Kawai has served as the Music Director for Sir Peter Hall at the British Royal National Theatre while appearing with Sir Harrison Birtwistle in presenting lectures at Lucerne Festival, London Hayward Gallery, and British Royal Academy of Arts. He has been an Honorary Visiting Professor of Music at the Tasmanian Conservatorium of Music and Research Fellow at the Paul Sacher Stiftung. Last year Dr Shiu presented a retrospective concert at The Arts Center during his U.S. lecture and masterclass tour. He has been selected for inclusion in International Who’s Who in Music and Musicians’ Directory and Who’s Who in Hong Kong. His latest CD for loss was named one of the Top Ten Classical Albums in 2013 by Philadelphia City Paper.
Michael Sidney Timpson
Michael Sidney Timpson’s musical beginnings were borne out of playing baritone saxophone and “electric” bass clarinet with a strong interest in American improvisational forms, especially Free Jazz and Fusion; this would later evolve into incorporations of American popular genres, such as Funk, Hip-Hop, and Alternative Techno. A child of the multicultural era in Northern California, he was intrigued with East and Southeast Asian traditional musics, these seeds that would eventually bear a lasting impact on his musical style. With his research on Chinese and Korean instruments, he has also become an improviser on various Asian woodwinds.
A composer in virtually every medium, many of his recent compositions are for percussion ensemble and for orchestra; he has also composed many works for Chinese and Korean instruments. A winner of multiple composition awards, recorded on major labels, and with significant publications, his works continue to be featured throughout North and South America, Europe, and Asia. Timpson won the ASCAP Grant for Young Composers, the BMI Student Composers Award, the DownBeat Magazine award for extended composition, and was twice nominated for the American Academy of Arts and Letters composition award.

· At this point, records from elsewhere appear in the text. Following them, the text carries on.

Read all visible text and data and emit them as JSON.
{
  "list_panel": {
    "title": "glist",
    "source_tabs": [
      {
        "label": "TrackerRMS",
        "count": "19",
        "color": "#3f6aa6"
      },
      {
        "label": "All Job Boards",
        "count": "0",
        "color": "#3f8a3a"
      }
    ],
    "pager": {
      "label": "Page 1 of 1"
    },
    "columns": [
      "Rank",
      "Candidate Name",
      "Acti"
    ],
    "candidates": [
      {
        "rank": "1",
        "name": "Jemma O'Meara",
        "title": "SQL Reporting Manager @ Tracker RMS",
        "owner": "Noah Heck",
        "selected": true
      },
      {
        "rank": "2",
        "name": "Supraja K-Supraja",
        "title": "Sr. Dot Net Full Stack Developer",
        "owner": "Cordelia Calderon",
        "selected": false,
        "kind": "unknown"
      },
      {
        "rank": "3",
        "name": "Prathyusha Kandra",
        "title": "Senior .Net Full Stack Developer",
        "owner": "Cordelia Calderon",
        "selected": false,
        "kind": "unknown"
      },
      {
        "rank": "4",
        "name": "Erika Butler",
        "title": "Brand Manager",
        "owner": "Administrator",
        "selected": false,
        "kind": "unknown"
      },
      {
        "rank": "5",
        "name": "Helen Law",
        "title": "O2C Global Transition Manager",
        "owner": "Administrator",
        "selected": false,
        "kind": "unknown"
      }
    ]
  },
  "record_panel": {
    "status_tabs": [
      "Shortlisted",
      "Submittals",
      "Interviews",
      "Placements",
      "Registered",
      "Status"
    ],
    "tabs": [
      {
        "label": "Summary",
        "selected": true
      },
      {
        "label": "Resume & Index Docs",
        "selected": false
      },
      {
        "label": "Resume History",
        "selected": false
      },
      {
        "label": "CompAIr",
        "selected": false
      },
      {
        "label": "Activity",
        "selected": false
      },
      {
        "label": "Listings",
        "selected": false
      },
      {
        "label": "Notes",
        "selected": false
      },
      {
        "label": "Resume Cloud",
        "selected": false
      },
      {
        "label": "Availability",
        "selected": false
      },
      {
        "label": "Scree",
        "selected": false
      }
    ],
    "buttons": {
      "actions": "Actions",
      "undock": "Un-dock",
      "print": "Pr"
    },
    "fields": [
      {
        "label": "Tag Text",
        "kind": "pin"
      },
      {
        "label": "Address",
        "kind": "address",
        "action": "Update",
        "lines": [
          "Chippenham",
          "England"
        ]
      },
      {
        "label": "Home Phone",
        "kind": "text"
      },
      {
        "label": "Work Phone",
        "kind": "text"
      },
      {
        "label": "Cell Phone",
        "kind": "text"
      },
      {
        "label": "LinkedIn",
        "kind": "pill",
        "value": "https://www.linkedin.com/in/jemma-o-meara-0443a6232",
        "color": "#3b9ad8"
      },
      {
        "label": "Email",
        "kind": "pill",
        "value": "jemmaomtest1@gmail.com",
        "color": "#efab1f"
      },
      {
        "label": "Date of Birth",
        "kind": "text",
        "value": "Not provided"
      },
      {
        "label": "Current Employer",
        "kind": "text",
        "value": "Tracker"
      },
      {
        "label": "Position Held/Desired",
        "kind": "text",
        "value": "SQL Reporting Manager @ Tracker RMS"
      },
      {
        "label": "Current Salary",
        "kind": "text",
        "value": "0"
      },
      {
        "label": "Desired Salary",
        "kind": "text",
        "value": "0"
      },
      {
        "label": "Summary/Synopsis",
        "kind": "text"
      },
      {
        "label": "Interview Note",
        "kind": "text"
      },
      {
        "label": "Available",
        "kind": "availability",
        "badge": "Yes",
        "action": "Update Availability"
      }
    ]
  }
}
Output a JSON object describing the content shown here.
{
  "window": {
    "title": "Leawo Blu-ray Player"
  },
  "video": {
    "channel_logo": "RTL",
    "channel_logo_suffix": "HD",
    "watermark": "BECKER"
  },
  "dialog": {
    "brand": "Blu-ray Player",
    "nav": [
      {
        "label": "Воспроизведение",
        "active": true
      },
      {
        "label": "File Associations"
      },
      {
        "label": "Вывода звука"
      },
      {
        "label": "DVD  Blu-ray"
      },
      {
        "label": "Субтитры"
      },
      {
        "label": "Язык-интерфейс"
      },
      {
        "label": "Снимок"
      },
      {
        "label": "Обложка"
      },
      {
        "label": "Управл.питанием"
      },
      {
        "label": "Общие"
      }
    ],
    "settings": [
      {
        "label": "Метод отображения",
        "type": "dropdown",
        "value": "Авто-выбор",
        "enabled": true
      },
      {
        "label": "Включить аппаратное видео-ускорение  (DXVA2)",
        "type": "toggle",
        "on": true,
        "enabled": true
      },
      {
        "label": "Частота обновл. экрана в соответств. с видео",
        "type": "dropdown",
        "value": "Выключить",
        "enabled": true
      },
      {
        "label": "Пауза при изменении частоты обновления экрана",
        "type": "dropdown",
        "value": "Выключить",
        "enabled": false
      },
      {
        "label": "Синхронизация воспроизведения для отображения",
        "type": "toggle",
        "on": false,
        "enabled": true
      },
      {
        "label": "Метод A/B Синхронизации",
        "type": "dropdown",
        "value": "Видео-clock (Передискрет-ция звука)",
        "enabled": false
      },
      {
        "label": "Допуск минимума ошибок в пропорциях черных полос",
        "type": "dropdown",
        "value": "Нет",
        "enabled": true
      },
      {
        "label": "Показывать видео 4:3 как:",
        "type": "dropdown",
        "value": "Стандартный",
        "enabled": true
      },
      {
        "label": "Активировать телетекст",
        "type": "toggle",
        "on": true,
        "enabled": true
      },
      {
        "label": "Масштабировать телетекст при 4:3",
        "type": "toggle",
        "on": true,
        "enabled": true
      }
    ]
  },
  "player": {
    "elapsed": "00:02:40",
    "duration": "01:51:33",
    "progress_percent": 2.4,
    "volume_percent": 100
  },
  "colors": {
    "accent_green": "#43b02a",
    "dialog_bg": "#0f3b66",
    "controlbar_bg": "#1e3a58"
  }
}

He also won the Brian M. Israel Prize (The Society for New Music and the New York Federation of Music Clubs), the Lee Ettelson Composer’s Award, National Federation of Music Club’s Youse compeition, second places at the Music From China International Competition and in NACUSA’s composition competition, very highly commended in England’s Kathryn Thomas Flute Competition, and honorable mention at the National Federation of Music Club’s Beyer competition. His orchestral works have received performances and recordings by the Kiev Philharmonic, the Czech Philharmonic, the Florida Orchestra, the Jacksonville Symphony, the Singapore Chinese Orchestra, and the National Orchestra of Korea. Timpson’s works continually appear on radio shows throughout the U.S., Asia, and Europe and have a strong visibility on the web.
He is an Associate Professor of Music Composition at at Ewha Womans University in Seoul, Korea. He was a Senior Fulbright Research Scholar in the Humanities in Taipei, Taiwan in 2009 for research on his forthcoming book on orchestration and compositional philosophy on Chinese instruments for western composers (for which he has already published two articles.) He has also been on the music composition and electronic music faculty at the University of South Florida, Rhodes College and the University of Kansas. A student of Samuel Adler, William Albright, William Bolcom, Donald Crockett, Morten Lauridsen, Frederick Lesemann, Milcho Leviev, Andrew Mead, and Joseph Schwantner, he earned his undergraduate composition degree at the University of Southern California, his master’s at the Eastman School of Music, and a doctorate from the University of Michigan.